Le coup de cœur de Gérard Bulens est lui centré sur les as de la multidisciplinarité Mathieu van der Pole et Wout van Aert. "J’ai vu deux garçons que je connais depuis qu’ils étaient gamins en cyclocross. Je pense à la victoire avec beaucoup d’émotion de van der Poel puis au succès de Wout van Aert avec le maillot de Champion de Belgique dans l’étape du Mont Ventoux. Ce sont deux moments où j’ai eu plus que des frissons", lâchait Bulens avant même le sprint royal de Wout van Aert sur les Champs Elysées dimanche.

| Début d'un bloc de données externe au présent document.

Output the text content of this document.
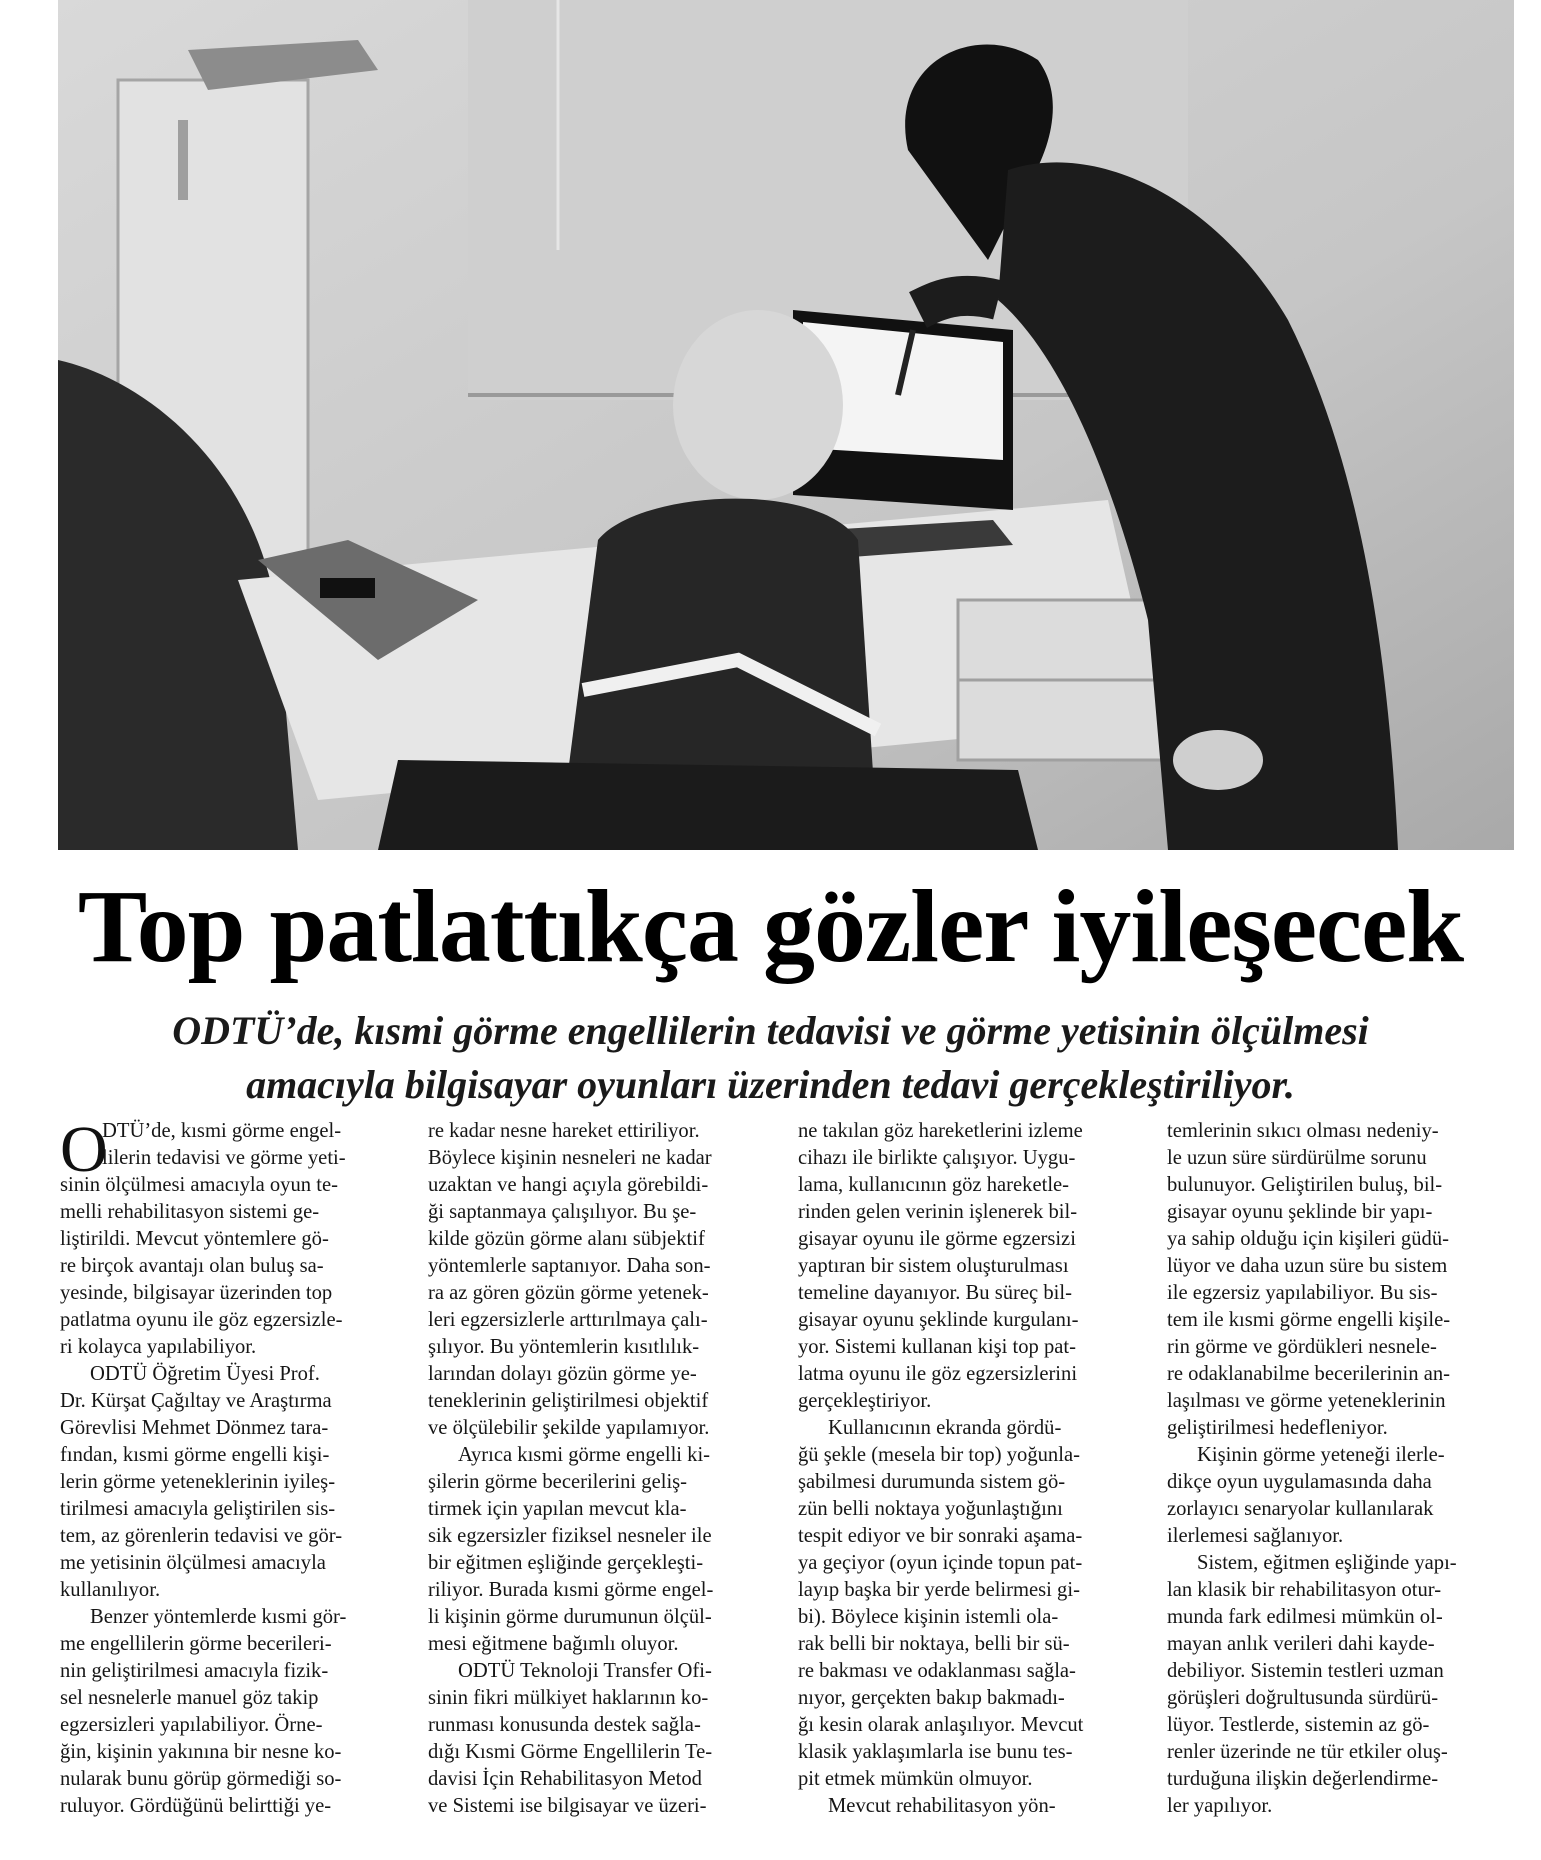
Top patlattıkça gözler iyileşecek
ODTÜ’de, kısmi görme engellilerin tedavisi ve görme yetisinin ölçülmesi
amacıyla bilgisayar oyunları üzerinden tedavi gerçekleştiriliyor.
O
DTÜ’de, kısmi görme engel-
lilerin tedavisi ve görme yeti-
sinin ölçülmesi amacıyla oyun te-
melli rehabilitasyon sistemi ge-
liştirildi. Mevcut yöntemlere gö-
re birçok avantajı olan buluş sa-
yesinde, bilgisayar üzerinden top
patlatma oyunu ile göz egzersizle-
ri kolayca yapılabiliyor.
ODTÜ Öğretim Üyesi Prof.
Dr. Kürşat Çağıltay ve Araştırma
Görevlisi Mehmet Dönmez tara-
fından, kısmi görme engelli kişi-
lerin görme yeteneklerinin iyileş-
tirilmesi amacıyla geliştirilen sis-
tem, az görenlerin tedavisi ve gör-
me yetisinin ölçülmesi amacıyla
kullanılıyor.
Benzer yöntemlerde kısmi gör-
me engellilerin görme becerileri-
nin geliştirilmesi amacıyla fizik-
sel nesnelerle manuel göz takip
egzersizleri yapılabiliyor. Örne-
ğin, kişinin yakınına bir nesne ko-
nularak bunu görüp görmediği so-
ruluyor. Gördüğünü belirttiği ye-
re kadar nesne hareket ettiriliyor.
Böylece kişinin nesneleri ne kadar
uzaktan ve hangi açıyla görebildi-
ği saptanmaya çalışılıyor. Bu şe-
kilde gözün görme alanı sübjektif
yöntemlerle saptanıyor. Daha son-
ra az gören gözün görme yetenek-
leri egzersizlerle arttırılmaya çalı-
şılıyor. Bu yöntemlerin kısıtlılık-
larından dolayı gözün görme ye-
teneklerinin geliştirilmesi objektif
ve ölçülebilir şekilde yapılamıyor.
Ayrıca kısmi görme engelli ki-
şilerin görme becerilerini geliş-
tirmek için yapılan mevcut kla-
sik egzersizler fiziksel nesneler ile
bir eğitmen eşliğinde gerçekleşti-
riliyor. Burada kısmi görme engel-
li kişinin görme durumunun ölçül-
mesi eğitmene bağımlı oluyor.
ODTÜ Teknoloji Transfer Ofi-
sinin fikri mülkiyet haklarının ko-
runması konusunda destek sağla-
dığı Kısmi Görme Engellilerin Te-
davisi İçin Rehabilitasyon Metod
ve Sistemi ise bilgisayar ve üzeri-
ne takılan göz hareketlerini izleme
cihazı ile birlikte çalışıyor. Uygu-
lama, kullanıcının göz hareketle-
rinden gelen verinin işlenerek bil-
gisayar oyunu ile görme egzersizi
yaptıran bir sistem oluşturulması
temeline dayanıyor. Bu süreç bil-
gisayar oyunu şeklinde kurgulanı-
yor. Sistemi kullanan kişi top pat-
latma oyunu ile göz egzersizlerini
gerçekleştiriyor.
Kullanıcının ekranda gördü-
ğü şekle (mesela bir top) yoğunla-
şabilmesi durumunda sistem gö-
zün belli noktaya yoğunlaştığını
tespit ediyor ve bir sonraki aşama-
ya geçiyor (oyun içinde topun pat-
layıp başka bir yerde belirmesi gi-
bi). Böylece kişinin istemli ola-
rak belli bir noktaya, belli bir sü-
re bakması ve odaklanması sağla-
nıyor, gerçekten bakıp bakmadı-
ğı kesin olarak anlaşılıyor. Mevcut
klasik yaklaşımlarla ise bunu tes-
pit etmek mümkün olmuyor.
Mevcut rehabilitasyon yön-
temlerinin sıkıcı olması nedeniy-
le uzun süre sürdürülme sorunu
bulunuyor. Geliştirilen buluş, bil-
gisayar oyunu şeklinde bir yapı-
ya sahip olduğu için kişileri güdü-
lüyor ve daha uzun süre bu sistem
ile egzersiz yapılabiliyor. Bu sis-
tem ile kısmi görme engelli kişile-
rin görme ve gördükleri nesnele-
re odaklanabilme becerilerinin an-
laşılması ve görme yeteneklerinin
geliştirilmesi hedefleniyor.
Kişinin görme yeteneği ilerle-
dikçe oyun uygulamasında daha
zorlayıcı senaryolar kullanılarak
ilerlemesi sağlanıyor.
Sistem, eğitmen eşliğinde yapı-
lan klasik bir rehabilitasyon otur-
munda fark edilmesi mümkün ol-
mayan anlık verileri dahi kayde-
debiliyor. Sistemin testleri uzman
görüşleri doğrultusunda sürdürü-
lüyor. Testlerde, sistemin az gö-
renler üzerinde ne tür etkiler oluş-
turduğuna ilişkin değerlendirme-
ler yapılıyor.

Cyril Saugrain le martèle depuis la première semaine de course et n’a pas changé d’avis. C’est l’attitude des coureurs qui a surtout fait vibrer notre consultant qui garde une pensée spéciale pour le supercombatif de ce Tour de France. "Je garde en mémoire ce Tour de panache avec des coureurs qui ont animé chacune des étapes. On pensait que la messe était dite dans certaines étapes mais non, on a à chaque fois relancé la course. Mon petit coup de cœur, il est aussi sur Franck Bonnamour. Il a été offensif dès les premières étapes en Bretagne et puis les jambes étaient là et on l’a vu presque tous les jours. J’ai apprécié son attitude, il ne s’est pas posé de questions."

Les Flops

Ineos Grenadiers
Ineos Grenadiers Belga

Rayon déceptions, nos consultants ont aussi leur mot à dire. Cyril Saugrain avait déjà eu l’occasion de s’exprimer sur la tactique adoptée par les directeurs sportifs et est resté sur ses positions.

Gérard Bulens est allé dans le même sens en rajoutant une dose sans épargner certains coureurs. "On a vu des choses incompréhensibles. Aujourd’hui, la plupart des équipes ont des équipes de développement et des équipes juniors. Je pense qu’il faudrait renvoyer certains de ces gars chez les juniors pour apprendre le métier."

Ineos avait pourtant promis d’adopter une tactique différente

Kevin Van Melsen – qui aurait aimé voir un Thomas De Gendt un peu plus offensif – fustige quant à lui la tactique de l’équipe Ineos. "Ils avaient promis d’adopter une tactique un peu différente par rapport aux années précédente et finalement, on n’a rien vu. Ils ont roulé comme d’habitude et c’est mon plus gros flop dans ce Tour."

Pour Paquot, l’équipe britannique et les autres équipes des prétendants à la victoire auraient aussi pu se montrer davantage créatives. "Il y avait quelque chose à faire avec les équipes de leaders. Malheureusement, elles ont été décimées avec ces chutes. Thomas aurait dû avoir un meilleur niveau sans cette chute. Roglic aurait dû être là aussi. Cela aurait encore pu jouer un rôle déterminant pour déstabiliser l’équipe UAE. Celle-ci a pu grimper les cols à son rythme et c’était dès lors beaucoup plus facile pour gérer", a conclu Paquot.